Vom eigenen Versagen in Sachen Informationsaustausch wollte das Gros der am Freitag zu einer Sondersitzung in Brüssel zusammengekommenen Innen- und Justizminister freilich nichts wissen. Statt Manöverkritik zu üben, einigte man sich bereits nach wenigen Stunden auf eine dauerhafte Verschärfung der Kontrollen an Europas Außengrenzen.

Die 28 Regierungen tragen demnach die Forderung mit, künftig auch EU-Bürger systematisch strengeren Kontrollen bei der Ein- und Ausreise an den Grenzen des Schengenraums zu unterziehen.
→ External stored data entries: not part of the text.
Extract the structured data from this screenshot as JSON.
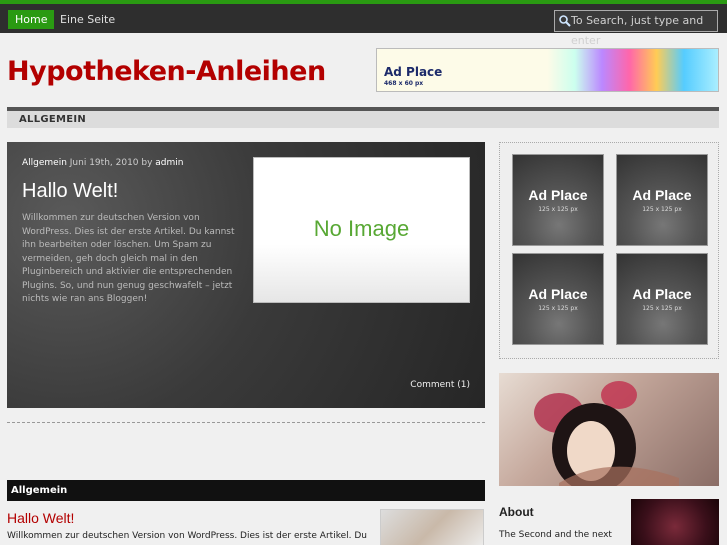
{
  "nav": {
    "home_label": "Home",
    "items": [
      "Eine Seite"
    ],
    "search_placeholder": "To Search, just type and enter"
  },
  "site": {
    "title": "Hypotheken-Anleihen"
  },
  "banner_ad": {
    "title": "Ad Place",
    "size": "468 x 60 px"
  },
  "category_bar": {
    "label": "ALLGEMEIN"
  },
  "featured": {
    "category": "Allgemein",
    "date": " Juni 19th, 2010 by ",
    "author": "admin",
    "title": "Hallo Welt!",
    "excerpt": "Willkommen zur deutschen Version von WordPress. Dies ist der erste Artikel. Du kannst ihn bearbeiten oder löschen. Um Spam zu vermeiden, geh doch gleich mal in den Pluginbereich und aktivier die entsprechenden Plugins. So, und nun genug geschwafelt – jetzt nichts wie ran ans Bloggen!",
    "image_placeholder": "No Image",
    "comment_label": "Comment (1)"
  },
  "section": {
    "heading": "Allgemein",
    "post_title": "Hallo Welt!",
    "post_excerpt": "Willkommen zur deutschen Version von WordPress. Dies ist der erste Artikel. Du"
  },
  "sidebar": {
    "ads": [
      {
        "title": "Ad Place",
        "size": "125 x 125 px"
      },
      {
        "title": "Ad Place",
        "size": "125 x 125 px"
      },
      {
        "title": "Ad Place",
        "size": "125 x 125 px"
      },
      {
        "title": "Ad Place",
        "size": "125 x 125 px"
      }
    ],
    "about_title": "About",
    "about_text": "The Second and the next"
  },
  "colors": {
    "accent_green": "#2a9a12",
    "title_red": "#b30000",
    "noimage_green": "#58a834"
  }
}
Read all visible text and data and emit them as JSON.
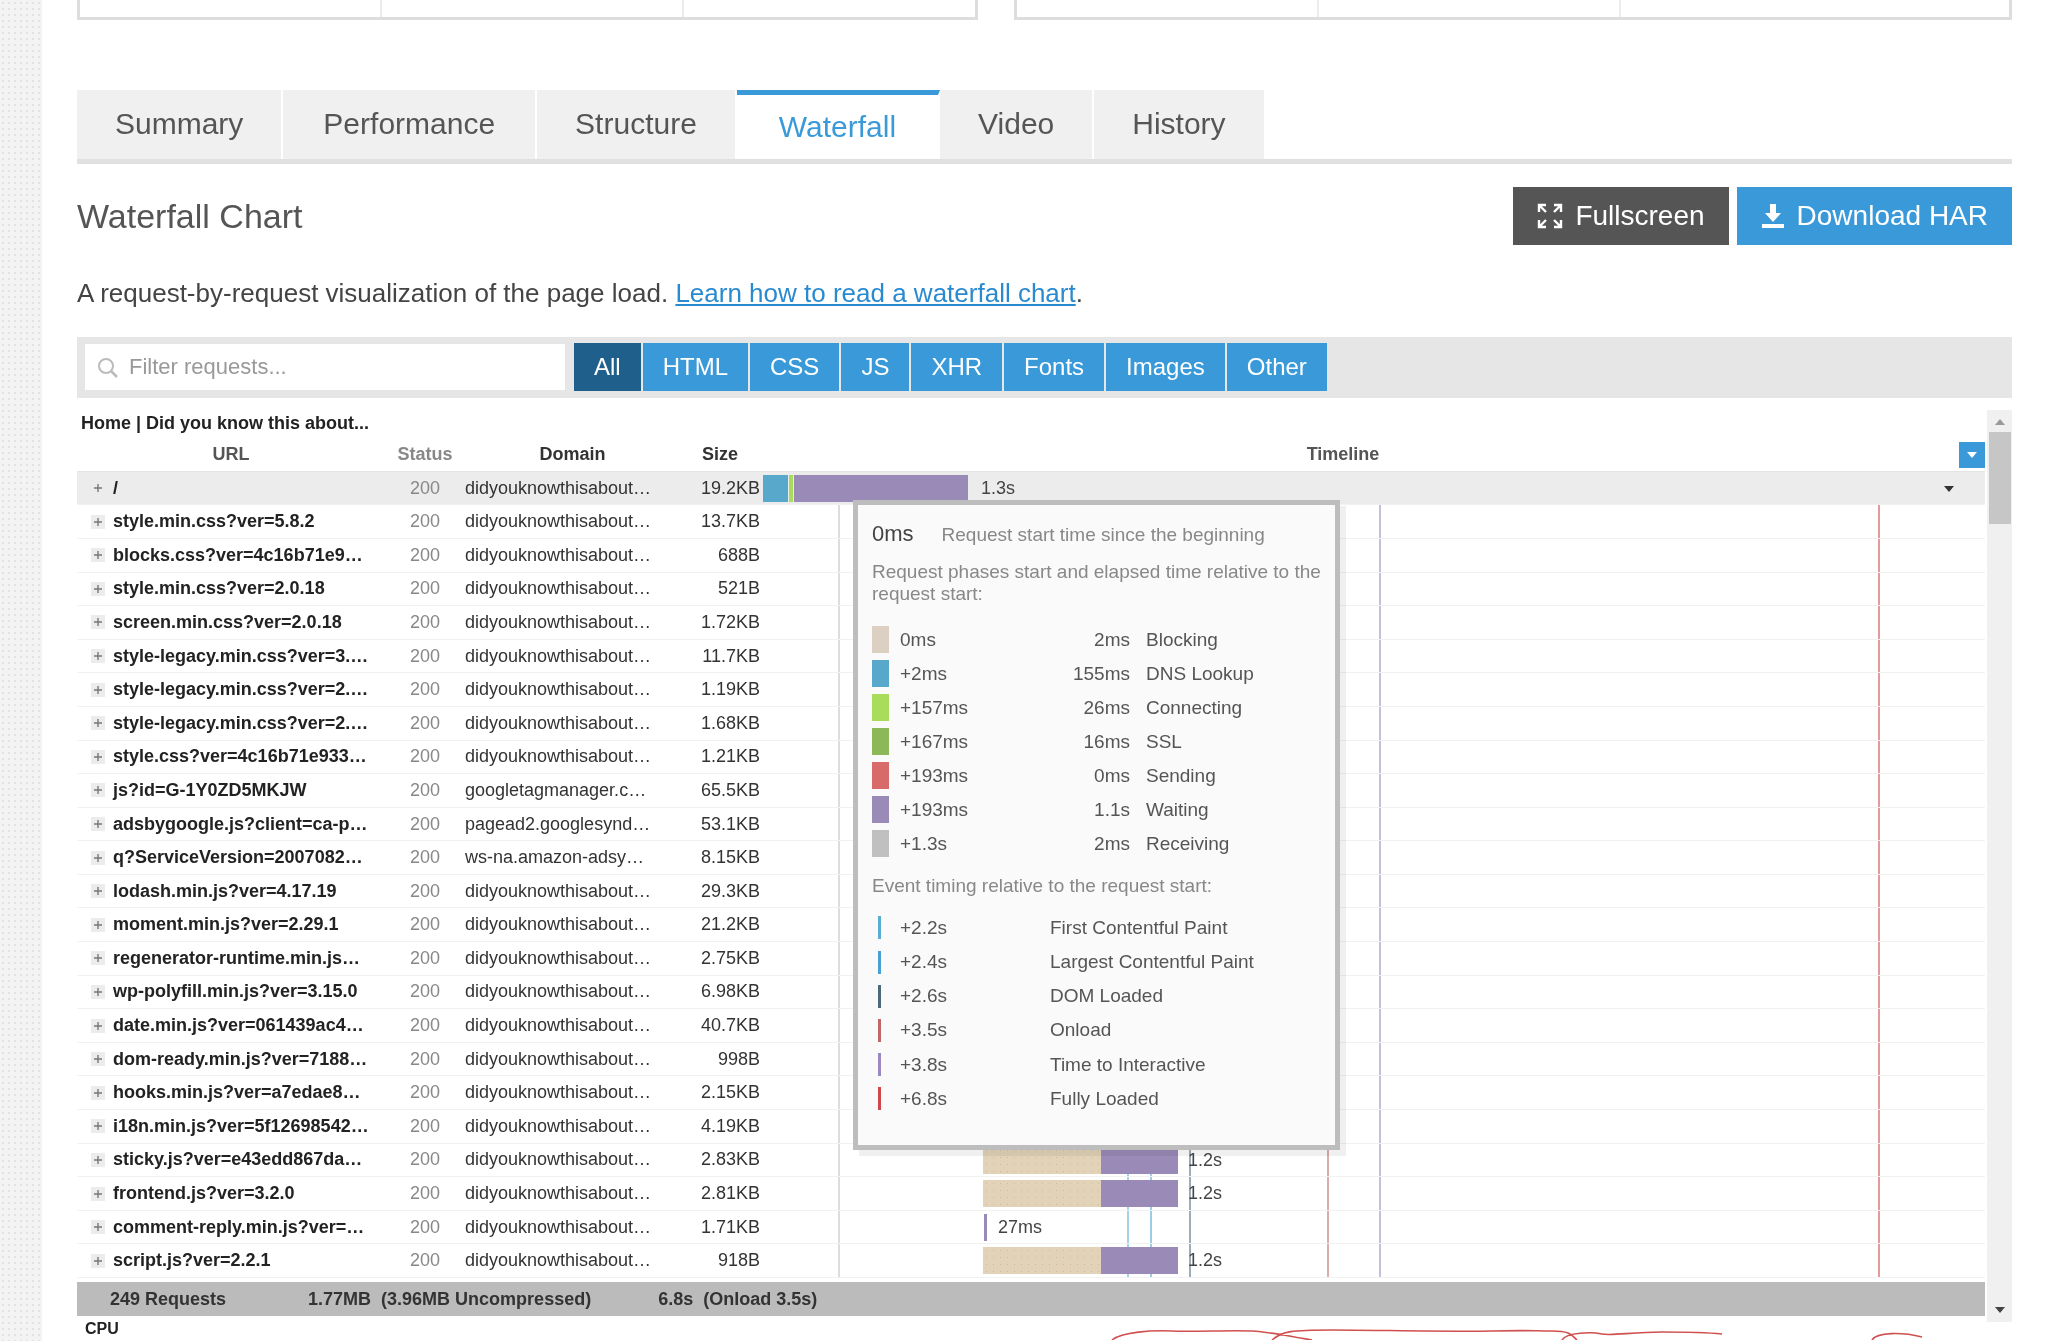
{
  "top_tabs": [
    {
      "label": "Summary",
      "selected": false
    },
    {
      "label": "Performance",
      "selected": false
    },
    {
      "label": "Structure",
      "selected": false
    },
    {
      "label": "Waterfall",
      "selected": true
    },
    {
      "label": "Video",
      "selected": false
    },
    {
      "label": "History",
      "selected": false
    }
  ],
  "heading": "Waterfall Chart",
  "buttons": [
    {
      "kind": "fullscreen",
      "label": "Fullscreen"
    },
    {
      "kind": "download",
      "label": "Download HAR"
    }
  ],
  "description": {
    "text": "A request-by-request visualization of the page load.",
    "link": "Learn how to read a waterfall chart",
    "end": "."
  },
  "filter": {
    "placeholder": "Filter requests..."
  },
  "type_filters": [
    {
      "label": "All",
      "selected": true
    },
    {
      "label": "HTML",
      "selected": false
    },
    {
      "label": "CSS",
      "selected": false
    },
    {
      "label": "JS",
      "selected": false
    },
    {
      "label": "XHR",
      "selected": false
    },
    {
      "label": "Fonts",
      "selected": false
    },
    {
      "label": "Images",
      "selected": false
    },
    {
      "label": "Other",
      "selected": false
    }
  ],
  "page_title": "Home | Did you know this about...",
  "table": {
    "columns": [
      "URL",
      "Status",
      "Domain",
      "Size",
      "Timeline"
    ],
    "rows": [
      {
        "url": "/",
        "status": "200",
        "domain": "didyouknowthisabout…",
        "size": "19.2KB",
        "selected": true,
        "bar": {
          "kind": "document",
          "label": "1.3s"
        }
      },
      {
        "url": "style.min.css?ver=5.8.2",
        "status": "200",
        "domain": "didyouknowthisabout…",
        "size": "13.7KB",
        "selected": false
      },
      {
        "url": "blocks.css?ver=4c16b71e9…",
        "status": "200",
        "domain": "didyouknowthisabout…",
        "size": "688B",
        "selected": false
      },
      {
        "url": "style.min.css?ver=2.0.18",
        "status": "200",
        "domain": "didyouknowthisabout…",
        "size": "521B",
        "selected": false
      },
      {
        "url": "screen.min.css?ver=2.0.18",
        "status": "200",
        "domain": "didyouknowthisabout…",
        "size": "1.72KB",
        "selected": false
      },
      {
        "url": "style-legacy.min.css?ver=3.…",
        "status": "200",
        "domain": "didyouknowthisabout…",
        "size": "11.7KB",
        "selected": false
      },
      {
        "url": "style-legacy.min.css?ver=2.…",
        "status": "200",
        "domain": "didyouknowthisabout…",
        "size": "1.19KB",
        "selected": false
      },
      {
        "url": "style-legacy.min.css?ver=2.…",
        "status": "200",
        "domain": "didyouknowthisabout…",
        "size": "1.68KB",
        "selected": false
      },
      {
        "url": "style.css?ver=4c16b71e933…",
        "status": "200",
        "domain": "didyouknowthisabout…",
        "size": "1.21KB",
        "selected": false
      },
      {
        "url": "js?id=G-1Y0ZD5MKJW",
        "status": "200",
        "domain": "googletagmanager.c…",
        "size": "65.5KB",
        "selected": false
      },
      {
        "url": "adsbygoogle.js?client=ca-p…",
        "status": "200",
        "domain": "pagead2.googlesynd…",
        "size": "53.1KB",
        "selected": false
      },
      {
        "url": "q?ServiceVersion=2007082…",
        "status": "200",
        "domain": "ws-na.amazon-adsy…",
        "size": "8.15KB",
        "selected": false
      },
      {
        "url": "lodash.min.js?ver=4.17.19",
        "status": "200",
        "domain": "didyouknowthisabout…",
        "size": "29.3KB",
        "selected": false
      },
      {
        "url": "moment.min.js?ver=2.29.1",
        "status": "200",
        "domain": "didyouknowthisabout…",
        "size": "21.2KB",
        "selected": false
      },
      {
        "url": "regenerator-runtime.min.js…",
        "status": "200",
        "domain": "didyouknowthisabout…",
        "size": "2.75KB",
        "selected": false
      },
      {
        "url": "wp-polyfill.min.js?ver=3.15.0",
        "status": "200",
        "domain": "didyouknowthisabout…",
        "size": "6.98KB",
        "selected": false
      },
      {
        "url": "date.min.js?ver=061439ac4…",
        "status": "200",
        "domain": "didyouknowthisabout…",
        "size": "40.7KB",
        "selected": false
      },
      {
        "url": "dom-ready.min.js?ver=7188…",
        "status": "200",
        "domain": "didyouknowthisabout…",
        "size": "998B",
        "selected": false
      },
      {
        "url": "hooks.min.js?ver=a7edae8…",
        "status": "200",
        "domain": "didyouknowthisabout…",
        "size": "2.15KB",
        "selected": false
      },
      {
        "url": "i18n.min.js?ver=5f12698542…",
        "status": "200",
        "domain": "didyouknowthisabout…",
        "size": "4.19KB",
        "selected": false
      },
      {
        "url": "sticky.js?ver=e43edd867da…",
        "status": "200",
        "domain": "didyouknowthisabout…",
        "size": "2.83KB",
        "selected": false,
        "bar": {
          "kind": "queued",
          "label": "1.2s"
        }
      },
      {
        "url": "frontend.js?ver=3.2.0",
        "status": "200",
        "domain": "didyouknowthisabout…",
        "size": "2.81KB",
        "selected": false,
        "bar": {
          "kind": "queued",
          "label": "1.2s"
        }
      },
      {
        "url": "comment-reply.min.js?ver=…",
        "status": "200",
        "domain": "didyouknowthisabout…",
        "size": "1.71KB",
        "selected": false,
        "bar": {
          "kind": "tick",
          "label": "27ms"
        }
      },
      {
        "url": "script.js?ver=2.2.1",
        "status": "200",
        "domain": "didyouknowthisabout…",
        "size": "918B",
        "selected": false,
        "bar": {
          "kind": "queued",
          "label": "1.2s"
        }
      }
    ]
  },
  "footer": {
    "requests": "249 Requests",
    "size": "1.77MB  (3.96MB Uncompressed)",
    "time": "6.8s  (Onload 3.5s)"
  },
  "cpu_label": "CPU",
  "tooltip": {
    "start": "0ms",
    "start_label": "Request start time since the beginning",
    "phases_heading": "Request phases start and elapsed time relative to the request start:",
    "phases": [
      {
        "start": "0ms",
        "duration": "2ms",
        "name": "Blocking",
        "color": "#dcd0c2"
      },
      {
        "start": "+2ms",
        "duration": "155ms",
        "name": "DNS Lookup",
        "color": "#58a8cc"
      },
      {
        "start": "+157ms",
        "duration": "26ms",
        "name": "Connecting",
        "color": "#a8dc5a"
      },
      {
        "start": "+167ms",
        "duration": "16ms",
        "name": "SSL",
        "color": "#8cb85a"
      },
      {
        "start": "+193ms",
        "duration": "0ms",
        "name": "Sending",
        "color": "#d86a6a"
      },
      {
        "start": "+193ms",
        "duration": "1.1s",
        "name": "Waiting",
        "color": "#9a8ab8"
      },
      {
        "start": "+1.3s",
        "duration": "2ms",
        "name": "Receiving",
        "color": "#c0c0c0"
      }
    ],
    "events_heading": "Event timing relative to the request start:",
    "events": [
      {
        "time": "+2.2s",
        "name": "First Contentful Paint",
        "color": "#5aaed6"
      },
      {
        "time": "+2.4s",
        "name": "Largest Contentful Paint",
        "color": "#4aa0d0"
      },
      {
        "time": "+2.6s",
        "name": "DOM Loaded",
        "color": "#4a6a7a"
      },
      {
        "time": "+3.5s",
        "name": "Onload",
        "color": "#c06868"
      },
      {
        "time": "+3.8s",
        "name": "Time to Interactive",
        "color": "#9a88c0"
      },
      {
        "time": "+6.8s",
        "name": "Fully Loaded",
        "color": "#d04848"
      }
    ]
  }
}
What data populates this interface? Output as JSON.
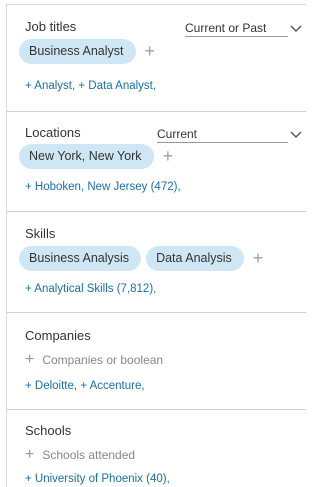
{
  "job_titles": {
    "title": "Job titles",
    "filter": "Current or Past",
    "chips": [
      "Business Analyst"
    ],
    "suggestions": [
      "+ Analyst,",
      "+ Data Analyst,"
    ]
  },
  "locations": {
    "title": "Locations",
    "filter": "Current",
    "chips": [
      "New York, New York"
    ],
    "suggestions": [
      "+ Hoboken, New Jersey (472),"
    ]
  },
  "skills": {
    "title": "Skills",
    "chips": [
      "Business Analysis",
      "Data Analysis"
    ],
    "suggestions": [
      "+ Analytical Skills (7,812),"
    ]
  },
  "companies": {
    "title": "Companies",
    "placeholder": "Companies or boolean",
    "suggestions": [
      "+ Deloitte,",
      "+ Accenture,"
    ]
  },
  "schools": {
    "title": "Schools",
    "placeholder": "Schools attended",
    "suggestions": [
      "+ University of Phoenix (40),"
    ]
  },
  "colors": {
    "chip_bg": "#cfe7f5",
    "link": "#1b6fa8",
    "divider": "#d0d3d6"
  }
}
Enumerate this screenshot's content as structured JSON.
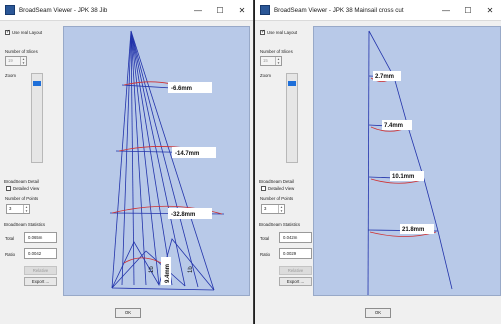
{
  "windows": [
    {
      "title": "BroadSeam Viewer - JPK 38 Jib",
      "controls": {
        "minimize": "—",
        "maximize": "☐",
        "close": "✕"
      },
      "sidebar": {
        "use_real_layout": "Use real Layout",
        "number_of_slices_label": "Number of Slices",
        "number_of_slices_value": "19",
        "zoom_label": "Zoom",
        "zoom_level": 0.92,
        "broadseam_detail_label": "BroadSeam Detail",
        "detailed_view": "Detailed View",
        "number_of_points_label": "Number of Points",
        "number_of_points_value": "3",
        "broadseam_statistics_label": "BroadSeam Statistics",
        "total_label": "Total",
        "total_value": "0.065m",
        "ratio_label": "Ratio",
        "ratio_value": "0.0042",
        "relative_button": "Relative",
        "export_button": "Export ..."
      },
      "canvas_labels": [
        "-6.6mm",
        "-14.7mm",
        "-32.8mm",
        "9.4mm",
        "1b",
        "1b"
      ],
      "ok_button": "OK"
    },
    {
      "title": "BroadSeam Viewer - JPK 38 Mainsail cross cut",
      "controls": {
        "minimize": "—",
        "maximize": "☐",
        "close": "✕"
      },
      "sidebar": {
        "use_real_layout": "Use real Layout",
        "number_of_slices_label": "Number of Slices",
        "number_of_slices_value": "15",
        "zoom_label": "Zoom",
        "zoom_level": 0.92,
        "broadseam_detail_label": "BroadSeam Detail",
        "detailed_view": "Detailed View",
        "number_of_points_label": "Number of Points",
        "number_of_points_value": "3",
        "broadseam_statistics_label": "BroadSeam Statistics",
        "total_label": "Total",
        "total_value": "0.042m",
        "ratio_label": "Ratio",
        "ratio_value": "0.0029",
        "relative_button": "Relative",
        "export_button": "Export ..."
      },
      "canvas_labels": [
        "2.7mm",
        "7.4mm",
        "10.1mm",
        "21.8mm"
      ],
      "ok_button": "OK"
    }
  ],
  "colors": {
    "canvas_bg": "#b8c9e8",
    "sail_line": "#2233aa",
    "seam_curve": "#d03030",
    "zoom_thumb": "#1e6fd9"
  }
}
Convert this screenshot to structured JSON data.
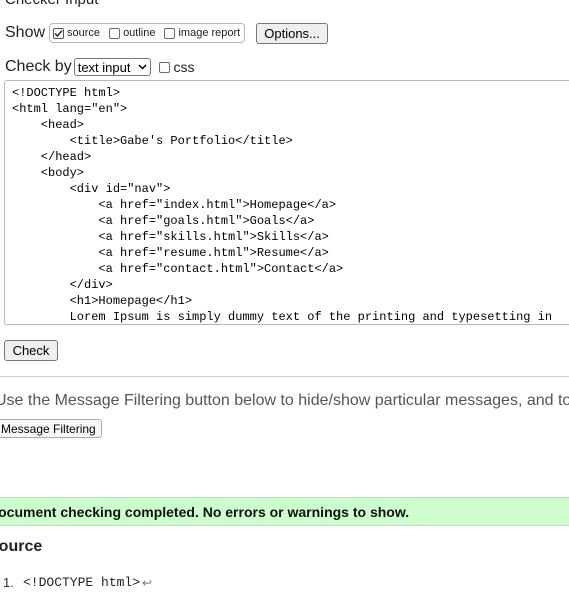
{
  "header": {
    "title": "Checker Input"
  },
  "show": {
    "label": "Show",
    "options": [
      {
        "label": "source",
        "checked": true
      },
      {
        "label": "outline",
        "checked": false
      },
      {
        "label": "image report",
        "checked": false
      }
    ],
    "options_button": "Options..."
  },
  "check_by": {
    "label": "Check by",
    "selected": "text input",
    "css_label": "css",
    "css_checked": false
  },
  "code": {
    "lines": [
      "<!DOCTYPE html>",
      "<html lang=\"en\">",
      "    <head>",
      "        <title>Gabe's Portfolio</title>",
      "    </head>",
      "    <body>",
      "        <div id=\"nav\">",
      "            <a href=\"index.html\">Homepage</a>",
      "            <a href=\"goals.html\">Goals</a>",
      "            <a href=\"skills.html\">Skills</a>",
      "            <a href=\"resume.html\">Resume</a>",
      "            <a href=\"contact.html\">Contact</a>",
      "        </div>",
      "        <h1>Homepage</h1>",
      "        Lorem Ipsum is simply dummy text of the printing and typesetting in"
    ]
  },
  "check_button": "Check",
  "filter": {
    "note": "Use the Message Filtering button below to hide/show particular messages, and to",
    "button": "Message Filtering"
  },
  "result": {
    "message": "Document checking completed. No errors or warnings to show."
  },
  "source": {
    "heading": "Source",
    "lines": [
      {
        "num": "1.",
        "code": "<!DOCTYPE html>",
        "ret": "↩"
      }
    ]
  }
}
Das bestätigte Cazeneuve vor Medienvertretern.

"Mindestkontrolle" zu wenig

Bisher gilt für alle Aus- und Einreisenden eine "Mindestkontrolle" zur Feststellung der Identität anhand eines vorgelegten Reisedokuments. Diese Regelung gilt auch für die Unionsbürger, ihre Daten durften bisher fallweise – aber nicht systematisch oder gar lückenlos – mit Polizeidatenbanken verglichen werden.

Die Minister einigten sich nun darauf, den bestehenden Spielraum so weit wie noch legal möglich auszunützen, bis ein novelliertes Schengenabkommen vorliegt, das von der EU-Kommission auszuarbeiten sein wird – eine Frage von etlichen Monaten.

Der EU-Ratsvorsitzende und luxemburgische Innenminister Etienne Schneider forderte zudem eine Verschärfung des geplanten Flugpassagierdatenregisters; auch innereuropäische Flüge müssten einbezogen werden.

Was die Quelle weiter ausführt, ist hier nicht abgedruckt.